2017-09-05 15:09:13 | 日記

 関係図右下側の1「指導目標論」をご覧ください。子どもに育成を目指す「何が出来るようになるか」の視点がここである。資質・能力を育成する三つの柱で構成していて、先進国が目指しているキー・コンピテンシーや21世紀型スキルの世界標準学力を参考にしているようだ。今後の10年間に必要な学力論とも捉えることができる。

 

 視点の1つ目の柱は「知識・技能等」。「認知的側面」にあたり、知ることとできることを培うことであるが、決してそれらの多寡に価値を置くわけでなく、生きて働くものでなければならない。それは習得、活用場面を実際に多くすることで獲得される。
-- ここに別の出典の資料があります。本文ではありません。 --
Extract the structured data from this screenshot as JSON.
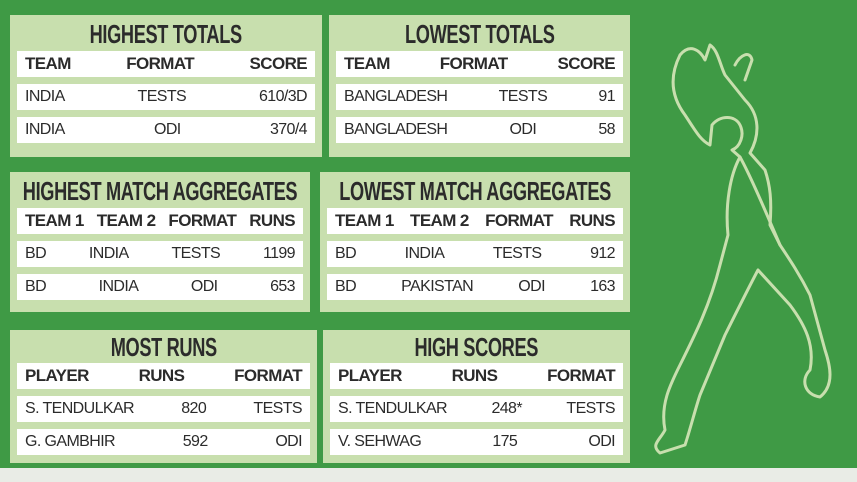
{
  "panels": [
    {
      "title": "HIGHEST TOTALS",
      "align": [
        "l",
        "c",
        "r"
      ],
      "cols": "1fr 1fr 1fr",
      "headers": [
        "TEAM",
        "FORMAT",
        "SCORE"
      ],
      "rows": [
        [
          "INDIA",
          "TESTS",
          "610/3D"
        ],
        [
          "INDIA",
          "ODI",
          "370/4"
        ]
      ]
    },
    {
      "title": "LOWEST TOTALS",
      "align": [
        "l",
        "c",
        "r"
      ],
      "cols": "1.1fr 1fr 1fr",
      "headers": [
        "TEAM",
        "FORMAT",
        "SCORE"
      ],
      "rows": [
        [
          "BANGLADESH",
          "TESTS",
          "91"
        ],
        [
          "BANGLADESH",
          "ODI",
          "58"
        ]
      ]
    },
    {
      "title": "HIGHEST MATCH AGGREGATES",
      "align": [
        "l",
        "c",
        "c",
        "r"
      ],
      "cols": "0.8fr 1fr 1fr 0.8fr",
      "headers": [
        "TEAM 1",
        "TEAM 2",
        "FORMAT",
        "RUNS"
      ],
      "rows": [
        [
          "BD",
          "INDIA",
          "TESTS",
          "1199"
        ],
        [
          "BD",
          "INDIA",
          "ODI",
          "653"
        ]
      ]
    },
    {
      "title": "LOWEST MATCH AGGREGATES",
      "align": [
        "l",
        "c",
        "c",
        "r"
      ],
      "cols": "0.8fr 1.1fr 1fr 0.7fr",
      "headers": [
        "TEAM 1",
        "TEAM 2",
        "FORMAT",
        "RUNS"
      ],
      "rows": [
        [
          "BD",
          "INDIA",
          "TESTS",
          "912"
        ],
        [
          "BD",
          "PAKISTAN",
          "ODI",
          "163"
        ]
      ]
    },
    {
      "title": "MOST RUNS",
      "align": [
        "l",
        "c",
        "r"
      ],
      "cols": "1.1fr 1fr 1fr",
      "headers": [
        "PLAYER",
        "RUNS",
        "FORMAT"
      ],
      "rows": [
        [
          "S. TENDULKAR",
          "820",
          "TESTS"
        ],
        [
          "G. GAMBHIR",
          "592",
          "ODI"
        ]
      ]
    },
    {
      "title": "HIGH SCORES",
      "align": [
        "l",
        "c",
        "r"
      ],
      "cols": "1.1fr 0.8fr 1fr",
      "headers": [
        "PLAYER",
        "RUNS",
        "FORMAT"
      ],
      "rows": [
        [
          "S. TENDULKAR",
          "248*",
          "TESTS"
        ],
        [
          "V. SEHWAG",
          "175",
          "ODI"
        ]
      ]
    }
  ],
  "colors": {
    "background": "#3f9a45",
    "panel": "#c8dfae",
    "row": "#ffffff",
    "text": "#2b2b2b",
    "figure": "#c8dfae"
  },
  "illustration": "bowler-silhouette"
}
知識・技能形成までの理解の過程を重視することは、応用が利くようになる。

  2つ目は「思考力・判断力・表現力等」である。対象に対し感覚を通して捉え、「何だろう・不思議・疑問・おかしい」などの心の揺れより、「ああかな。あーでもないな。いや、こうであろう。こうも考えられる」と想いを巡らす。そうして書物で調べたり、調査・実験したり、先人の知恵を借りたりなどして友だちと協力し、一定の結論を導く。その際には直接・間接で得た先行経験や既有知識などと照合・判断して、思考し認識に至るわけであり、その結果、これらを言葉や文字、行動など、発表やプレゼン、記録など視覚化する。

 現象や事象を認識していく過程で活用される「思考力・判断力・表現力等」は一つ一つ切り離して考えるのではなく一体として捉えたい。
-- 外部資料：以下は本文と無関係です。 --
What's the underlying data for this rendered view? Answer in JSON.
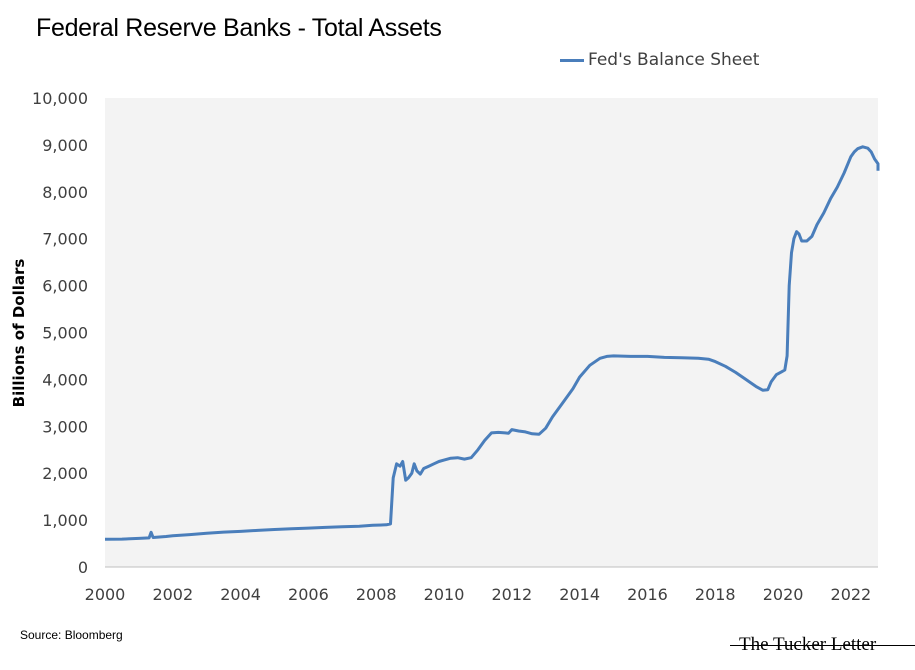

 これも「認知的側面」と考えられ、「知識・技能等」と「思考力・判断力・表現力等」はひと括りに扱い、もの・こと・ひとを認識し理解して、知識という概念に至る一連の過程で発揮・活用されている。

  これらの下支えをしている柱が「学びに向かう力・人間性等」である。これは「情意的側面」に当たり意欲・関心につながり日々の生活や学びを突き動かすエネルギー的役割を担っていると言える。この柱は子どもの個性や性格・人格にゆだねられる所が多分にある。それは得手不得手であったり、器用不器用であったり、センスや忍耐力や責任感の有無であったり、日々の生活リズムであったり、日頃の睡眠や体調であったり、親からの遺伝子であったりなど、どの程度学校教育で育てられるかは不確定要素が強いジャンルである。
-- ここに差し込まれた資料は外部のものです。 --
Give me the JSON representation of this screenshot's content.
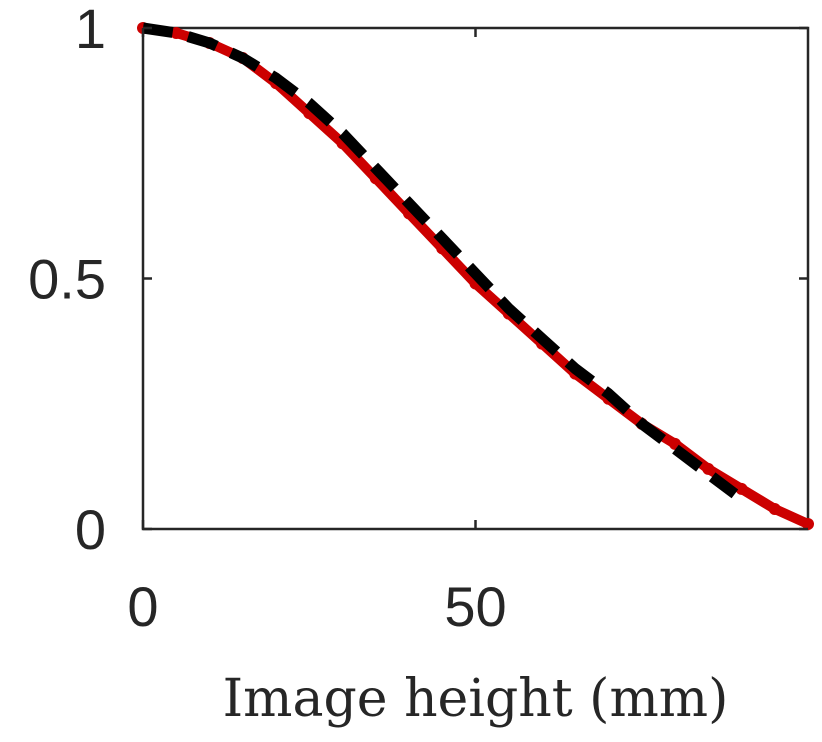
{
  "chart_data": {
    "type": "line",
    "title": "",
    "xlabel": "Image height (mm)",
    "ylabel": "",
    "xlim": [
      0,
      100
    ],
    "ylim": [
      0,
      1
    ],
    "x_ticks": [
      0,
      50
    ],
    "x_tick_labels": [
      "0",
      "50"
    ],
    "y_ticks": [
      0,
      0.5,
      1
    ],
    "y_tick_labels": [
      "0",
      "0.5",
      "1"
    ],
    "grid": false,
    "legend": "none",
    "series": [
      {
        "color": "#cc0000",
        "style": "solid-thick-markers",
        "x": [
          0,
          5,
          10,
          15,
          20,
          25,
          30,
          35,
          40,
          45,
          50,
          55,
          60,
          65,
          70,
          75,
          80,
          85,
          90,
          95,
          100
        ],
        "y": [
          1.0,
          0.99,
          0.97,
          0.94,
          0.89,
          0.83,
          0.77,
          0.7,
          0.63,
          0.56,
          0.49,
          0.43,
          0.37,
          0.31,
          0.26,
          0.21,
          0.17,
          0.12,
          0.08,
          0.04,
          0.01
        ]
      },
      {
        "color": "#000000",
        "style": "dashed-thick",
        "x": [
          0,
          5,
          10,
          15,
          20,
          25,
          30,
          35,
          40,
          45,
          50,
          55,
          60,
          65,
          70,
          75,
          80,
          85,
          89
        ],
        "y": [
          1.0,
          0.99,
          0.97,
          0.94,
          0.9,
          0.85,
          0.79,
          0.72,
          0.65,
          0.58,
          0.51,
          0.44,
          0.38,
          0.32,
          0.27,
          0.21,
          0.16,
          0.11,
          0.07
        ]
      }
    ]
  }
}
  3柱の範疇で抜けているものは対人関係・自己調整能力やコミュニケーション能力、チームワーク能力などの「社会的側面」である。社会生活では重要視されているが、学校教育では正式に話題の俎上に乗せられていないと言える。キャッチアップ時代や偏差値教育の頃には大事にされなかった能力の一つである。

 現在社会で活躍している方々を分析・解析すると、この分野も極めて大切であることがわかり始めている。

 学級経営や行事など特別活動の領域、部活等で意識して育てていきたい能力の側面であると思うとともに、今後内容能力の洗い出しと獲得のプロセス研究が重要になってくると確信する。